Camino al trabajo. Me encuentro una compañera publicista que me pone un mechero en la mano. Estamos vendiendo mecheros para poder cobrar las nóminas que nos deben, me dice.
Me explica que a su jefe le deben una cantidad superior a los 100.000 euros. Era una agencia de publicidad conocida, su nombre sonaba con una melodía pegadiza en varios anuncios de televisión.
Ahora, sus empleados, venden el stock de artículos de marketing que le queda a la empresa. Únicos activos de una historia de éxitos, fracasos, deudas y facturas por cobrar. ¿Cuántas veces hemos oído esto durante la crisis?

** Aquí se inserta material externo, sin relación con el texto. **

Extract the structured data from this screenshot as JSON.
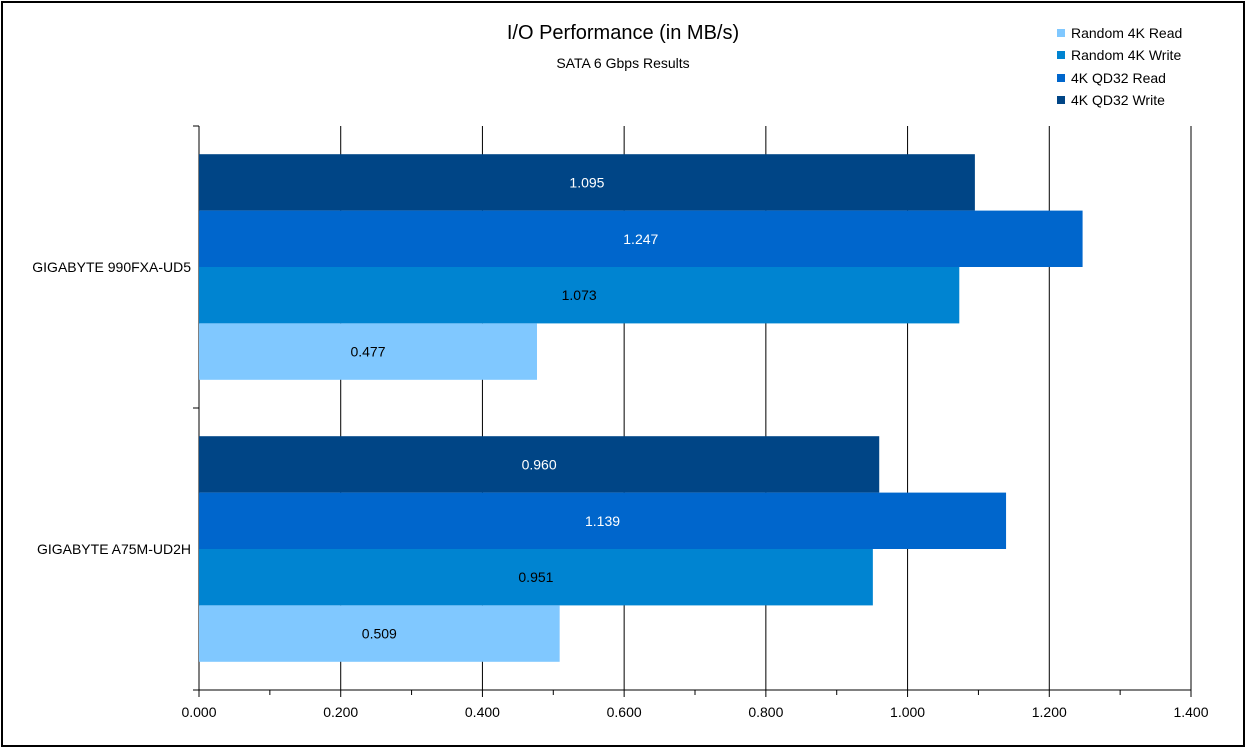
{
  "chart_data": {
    "type": "bar",
    "orientation": "horizontal",
    "title": "I/O Performance (in MB/s)",
    "subtitle": "SATA 6 Gbps Results",
    "categories": [
      "GIGABYTE 990FXA-UD5",
      "GIGABYTE A75M-UD2H"
    ],
    "series": [
      {
        "name": "Random 4K Read",
        "color": "#80c8ff",
        "label_color": "#000000",
        "values": [
          0.477,
          0.509
        ],
        "labels": [
          "0.477",
          "0.509"
        ]
      },
      {
        "name": "Random 4K Write",
        "color": "#0084d1",
        "label_color": "#000000",
        "values": [
          1.073,
          0.951
        ],
        "labels": [
          "1.073",
          "0.951"
        ]
      },
      {
        "name": "4K QD32 Read",
        "color": "#0066cc",
        "label_color": "#ffffff",
        "values": [
          1.247,
          1.139
        ],
        "labels": [
          "1.247",
          "1.139"
        ]
      },
      {
        "name": "4K QD32 Write",
        "color": "#004586",
        "label_color": "#ffffff",
        "values": [
          1.095,
          0.96
        ],
        "labels": [
          "1.095",
          "0.960"
        ]
      }
    ],
    "xlim": [
      0,
      1.4
    ],
    "xticks": [
      0,
      0.2,
      0.4,
      0.6,
      0.8,
      1.0,
      1.2,
      1.4
    ],
    "xtick_labels": [
      "0.000",
      "0.200",
      "0.400",
      "0.600",
      "0.800",
      "1.000",
      "1.200",
      "1.400"
    ],
    "grid": true,
    "legend_position": "top-right"
  }
}
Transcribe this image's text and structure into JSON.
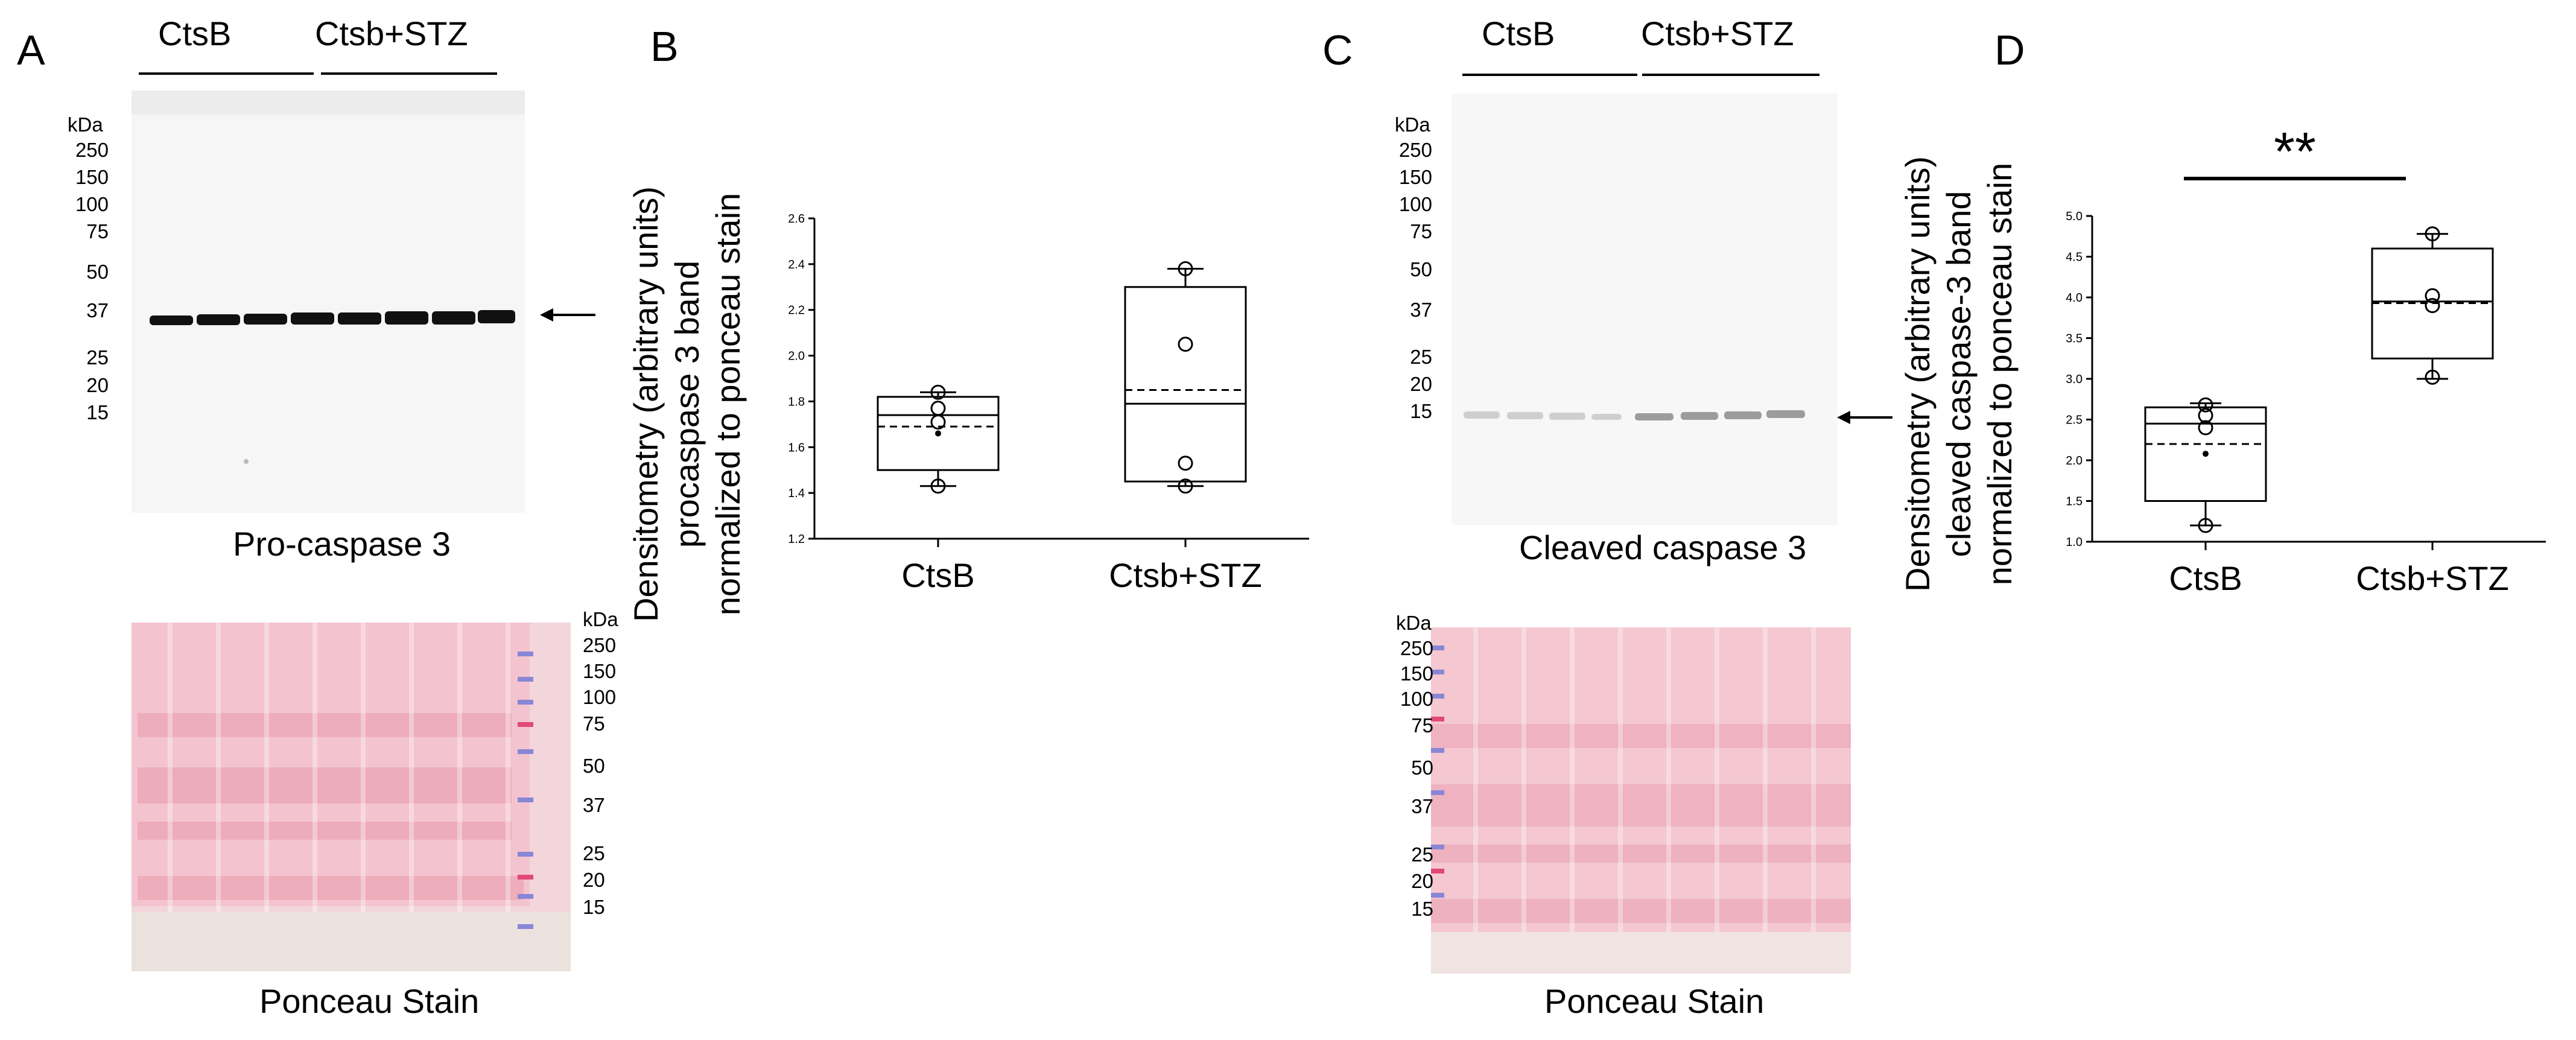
{
  "panels": {
    "A": {
      "letter": "A",
      "groups": [
        "CtsB",
        "Ctsb+STZ"
      ],
      "western_caption": "Pro-caspase 3",
      "ponceau_caption": "Ponceau Stain",
      "kda_unit": "kDa",
      "markers": [
        "250",
        "150",
        "100",
        "75",
        "50",
        "37",
        "25",
        "20",
        "15"
      ],
      "ponceau_markers": [
        "250",
        "150",
        "100",
        "75",
        "50",
        "37",
        "25",
        "20",
        "15"
      ]
    },
    "B": {
      "letter": "B",
      "ylabel": [
        "Densitometry (arbitrary units)",
        "procaspase 3 band",
        "normalized to ponceau stain"
      ]
    },
    "C": {
      "letter": "C",
      "groups": [
        "CtsB",
        "Ctsb+STZ"
      ],
      "western_caption": "Cleaved caspase 3",
      "ponceau_caption": "Ponceau Stain",
      "kda_unit": "kDa",
      "markers": [
        "250",
        "150",
        "100",
        "75",
        "50",
        "37",
        "25",
        "20",
        "15"
      ],
      "ponceau_markers": [
        "250",
        "150",
        "100",
        "75",
        "50",
        "37",
        "25",
        "20",
        "15"
      ]
    },
    "D": {
      "letter": "D",
      "ylabel": [
        "Densitometry (arbitrary units)",
        "cleaved caspase-3 band",
        "normalized to ponceau stain"
      ],
      "significance": "**"
    }
  },
  "chart_data": [
    {
      "type": "box",
      "panel": "B",
      "categories": [
        "CtsB",
        "Ctsb+STZ"
      ],
      "ylim": [
        1.2,
        2.6
      ],
      "yticks": [
        "1.2",
        "1.4",
        "1.6",
        "1.8",
        "2.0",
        "2.2",
        "2.4",
        "2.6"
      ],
      "boxes": [
        {
          "whisker_low": 1.43,
          "q1": 1.5,
          "median": 1.74,
          "mean": 1.69,
          "q3": 1.82,
          "whisker_high": 1.84,
          "points": [
            1.43,
            1.71,
            1.77,
            1.84
          ],
          "mean_dot": 1.66
        },
        {
          "whisker_low": 1.43,
          "q1": 1.45,
          "median": 1.79,
          "mean": 1.85,
          "q3": 2.3,
          "whisker_high": 2.38,
          "points": [
            1.43,
            1.53,
            2.05,
            2.38
          ]
        }
      ]
    },
    {
      "type": "box",
      "panel": "D",
      "categories": [
        "CtsB",
        "Ctsb+STZ"
      ],
      "ylim": [
        1.0,
        5.0
      ],
      "yticks": [
        "1.0",
        "1.5",
        "2.0",
        "2.5",
        "3.0",
        "3.5",
        "4.0",
        "4.5",
        "5.0"
      ],
      "boxes": [
        {
          "whisker_low": 1.2,
          "q1": 1.5,
          "median": 2.45,
          "mean": 2.2,
          "q3": 2.65,
          "whisker_high": 2.7,
          "points": [
            1.2,
            2.4,
            2.55,
            2.68
          ],
          "mean_dot": 2.08
        },
        {
          "whisker_low": 3.0,
          "q1": 3.25,
          "median": 3.95,
          "mean": 3.93,
          "q3": 4.6,
          "whisker_high": 4.78,
          "points": [
            3.02,
            3.9,
            4.02,
            4.78
          ]
        }
      ]
    }
  ]
}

«Nuestro jefe nos debe unas cuántas nóminas, pero se ha portado bien. Por lo menos podemos vender estos artículos en la calle. Yo me voy pagando la letra», me dice otro empleado de la misma agencia que se ha acercado a la conversación que mantengo con su compañera.
Lamentablemente, ejemplos como estos han ocurrido, ocurren y seguirán ocurriendo en el maravilloso mundo de los medios de comunicación. Precariedad absoluta. En mi corta experiencia profesional en el periodismo, que ya va para los 7 años, he vivido sólo dos etapas de cierta tranquilidad.
Me gustaría escribir algo que nos dé esperanza, somos necesarios pero el nivel de precarización a la que nos someten es brutal. No queda casi hueco para la investigación, sólo se lo pueden permitir las grandes emisoras y periódicos, las televisiones se llenan de personas cuya misión es dar espectáculo, no informar, lo cuál es respetable, los salarios de los periodistas disminuyen, y disminuyen, se prima la opinión de los tertulianos migrantes de tele en tele antes que el buen periodismo. Los corresponsales desaparecen, son caros. En fin, lo que lleva años y años denunciando la FAPE y otras asociaciones de periodistas.
Quizás nos transformemos. Quizás podamos evitar que esta profesión se degrade ya hasta un punto impensable. Quizás se haya acabado el modelo de periodismo con redacciones, y todos acabemos trabajando en casa o fuera de ella para un montón de medios. No puedo ver el futuro, sólo expresar mi rabia, por ver a compañeros que no tienen otro remedio que vender en la calle lo último que queda de su empresa.